In its complaint, FINRA is seeking that sanctions covered under
But Singer points out that FINRA would not be barring Ashley for the suspected murder or ongoing Ponzi scheme as the entity is unable to bar an individual accused of committing a disqualifying crime if that person has not been convicted.
Instead, the failure to provide testimony is key, and Singer believes that testimony won’t be coming as Ashley’s legal team continues to fight his criminal charges.
“The thing is, FINRA doesn't just ask you to produce documents. They can ask for what we call an OTR, or an on-the-record interview, and here's the wrinkle with that.

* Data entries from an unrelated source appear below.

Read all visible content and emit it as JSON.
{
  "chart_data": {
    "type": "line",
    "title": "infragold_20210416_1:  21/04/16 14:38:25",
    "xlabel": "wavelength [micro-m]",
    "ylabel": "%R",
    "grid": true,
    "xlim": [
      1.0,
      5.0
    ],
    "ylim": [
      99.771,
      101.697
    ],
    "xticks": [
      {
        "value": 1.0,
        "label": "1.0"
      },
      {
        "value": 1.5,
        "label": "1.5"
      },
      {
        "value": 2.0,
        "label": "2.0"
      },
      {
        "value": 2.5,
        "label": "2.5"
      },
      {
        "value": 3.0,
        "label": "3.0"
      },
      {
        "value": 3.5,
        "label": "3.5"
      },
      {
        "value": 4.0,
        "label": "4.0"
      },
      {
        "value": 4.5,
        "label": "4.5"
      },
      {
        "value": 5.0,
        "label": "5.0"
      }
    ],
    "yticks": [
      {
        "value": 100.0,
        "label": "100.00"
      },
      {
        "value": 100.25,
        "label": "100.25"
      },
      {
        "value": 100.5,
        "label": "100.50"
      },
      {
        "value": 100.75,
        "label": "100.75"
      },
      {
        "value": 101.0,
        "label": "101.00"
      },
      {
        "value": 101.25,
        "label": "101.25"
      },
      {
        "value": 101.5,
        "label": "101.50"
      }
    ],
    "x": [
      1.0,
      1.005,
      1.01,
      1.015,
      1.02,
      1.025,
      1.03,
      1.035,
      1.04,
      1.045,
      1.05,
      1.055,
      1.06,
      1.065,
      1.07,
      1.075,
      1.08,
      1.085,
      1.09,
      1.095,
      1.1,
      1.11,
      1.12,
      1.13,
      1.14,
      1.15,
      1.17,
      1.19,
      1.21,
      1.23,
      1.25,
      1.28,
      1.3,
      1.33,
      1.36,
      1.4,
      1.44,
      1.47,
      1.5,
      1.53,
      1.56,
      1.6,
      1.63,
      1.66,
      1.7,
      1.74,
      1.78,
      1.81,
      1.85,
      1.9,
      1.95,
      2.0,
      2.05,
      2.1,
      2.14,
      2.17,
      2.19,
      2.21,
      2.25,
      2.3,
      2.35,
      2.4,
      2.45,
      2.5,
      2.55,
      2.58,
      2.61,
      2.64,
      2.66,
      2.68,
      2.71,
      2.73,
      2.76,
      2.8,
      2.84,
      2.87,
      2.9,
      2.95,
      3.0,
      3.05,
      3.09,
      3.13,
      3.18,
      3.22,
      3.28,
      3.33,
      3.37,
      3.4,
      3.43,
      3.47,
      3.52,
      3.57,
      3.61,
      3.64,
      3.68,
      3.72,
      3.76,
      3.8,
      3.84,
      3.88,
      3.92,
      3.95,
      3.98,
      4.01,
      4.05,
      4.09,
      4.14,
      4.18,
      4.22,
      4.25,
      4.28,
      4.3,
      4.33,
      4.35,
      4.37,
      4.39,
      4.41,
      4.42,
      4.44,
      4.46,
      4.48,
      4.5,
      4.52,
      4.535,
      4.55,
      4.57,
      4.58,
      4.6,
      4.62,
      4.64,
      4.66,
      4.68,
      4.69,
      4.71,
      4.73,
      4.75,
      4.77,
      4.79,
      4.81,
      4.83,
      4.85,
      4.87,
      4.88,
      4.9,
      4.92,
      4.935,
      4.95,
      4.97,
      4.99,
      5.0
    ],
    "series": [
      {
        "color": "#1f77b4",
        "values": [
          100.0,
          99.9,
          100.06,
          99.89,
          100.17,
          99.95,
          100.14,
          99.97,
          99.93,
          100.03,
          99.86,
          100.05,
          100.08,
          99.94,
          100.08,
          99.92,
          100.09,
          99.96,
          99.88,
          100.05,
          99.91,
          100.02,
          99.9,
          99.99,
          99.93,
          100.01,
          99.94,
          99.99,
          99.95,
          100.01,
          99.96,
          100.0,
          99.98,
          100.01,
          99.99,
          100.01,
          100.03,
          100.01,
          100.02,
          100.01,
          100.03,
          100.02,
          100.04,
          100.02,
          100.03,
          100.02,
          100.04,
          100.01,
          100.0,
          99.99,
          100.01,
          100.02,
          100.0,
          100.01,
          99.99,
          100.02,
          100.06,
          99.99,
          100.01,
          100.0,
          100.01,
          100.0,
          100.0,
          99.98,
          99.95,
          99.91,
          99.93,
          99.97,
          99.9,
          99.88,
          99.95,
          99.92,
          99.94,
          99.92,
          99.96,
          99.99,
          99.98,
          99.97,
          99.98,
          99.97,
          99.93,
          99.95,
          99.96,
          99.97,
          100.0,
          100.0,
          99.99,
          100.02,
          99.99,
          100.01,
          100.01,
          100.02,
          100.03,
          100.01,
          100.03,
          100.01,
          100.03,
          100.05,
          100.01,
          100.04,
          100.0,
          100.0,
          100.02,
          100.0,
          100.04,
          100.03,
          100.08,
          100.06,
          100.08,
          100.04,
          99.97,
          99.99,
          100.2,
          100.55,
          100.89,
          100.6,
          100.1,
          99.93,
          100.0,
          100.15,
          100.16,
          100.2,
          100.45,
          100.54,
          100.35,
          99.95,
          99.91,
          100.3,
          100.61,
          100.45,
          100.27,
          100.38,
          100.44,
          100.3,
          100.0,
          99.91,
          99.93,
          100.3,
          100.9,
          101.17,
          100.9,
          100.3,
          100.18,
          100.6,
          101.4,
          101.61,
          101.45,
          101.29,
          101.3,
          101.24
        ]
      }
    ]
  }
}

When you walk into the conference room, you're sworn to tell the truth, the whole truth and nothing but the truth,” Singer said. “That may look like a cute moment on television, but in reality it has a very serious impact because when you testify under oath, you do so under penalty of perjury. Which means if you lie to FINRA, even though they're not a government agency … they can send the transcript to the DA's office and to the Department of Justice and say under penalty of perjury you were asked this question and you lied.”
The tricky part
Singer said the scenario presents a situation where most defense attorneys will opt for invocation of a client’s Fifth Amendment rights, leading to a failure to comply with FINRA’s request for testimony and eventual sanctions.
With limited ability to act sans a criminal conviction, the long game is the only option, Singer said.
“The interesting part about this case is that we still have an individual who stands accused of murder. Well, what do you want FINRA to do about it? They're not prosecutors. They don't have rights under law to impanel a grand jury. They can't charge him,” he said. “Additionally, if there are 10 check marks that the criminal prosecutors want to obtain by investigating this guy and after three months there's two left that they can't get answers to, very often they will contact FINRA and whether it's appropriate or not legal or not, they’ll ask … ‘have you guys done an on-the-record interview?’
“What you have here is the intersection of federal and state criminal power coming headlong into some weird thing called self-regulation.”
Singer said the complexity of the case makes him think of when he went to see the movie A Man for All Seasons when he was a boy in 1966. He cites the film as a life-changing moment and the reason he wanted to become an attorney.
He recalls a moment from the film when Sir Thomas More, played by Paul Scofield, refuses a suggestion from his son-in-law to break the law while on trial for his life.
“He asks his son-in-law, if you were chasing the devil and you cornered the devil, would you break all the laws of the realm in order to arrest him? The son-in-law said of course, and that's where you're wrong,” Singer said. “Because in the moment that there's no laws, there's nothing to protect you from the devil. And that's what this case is all about.
“We are going to respect the laws of the United States in order to go after the devil because if we don't respect the Fifth Amendment, then when we finally bring this to trial, if the Constitution doesn't mean anything then, then it doesn't mean anything now.”
When contacted by email, FINRA officials said they were unable to comment on Ashley’s case and the pending complaint against him. The complaint did not specify a deadline for Ashley to respond, and no further disciplinary action had been taken as of Wednesday night.
At the time of publication, Ryne Sandel, an attorney representing Ashley, said a Financial Planning request for comment was under consideration.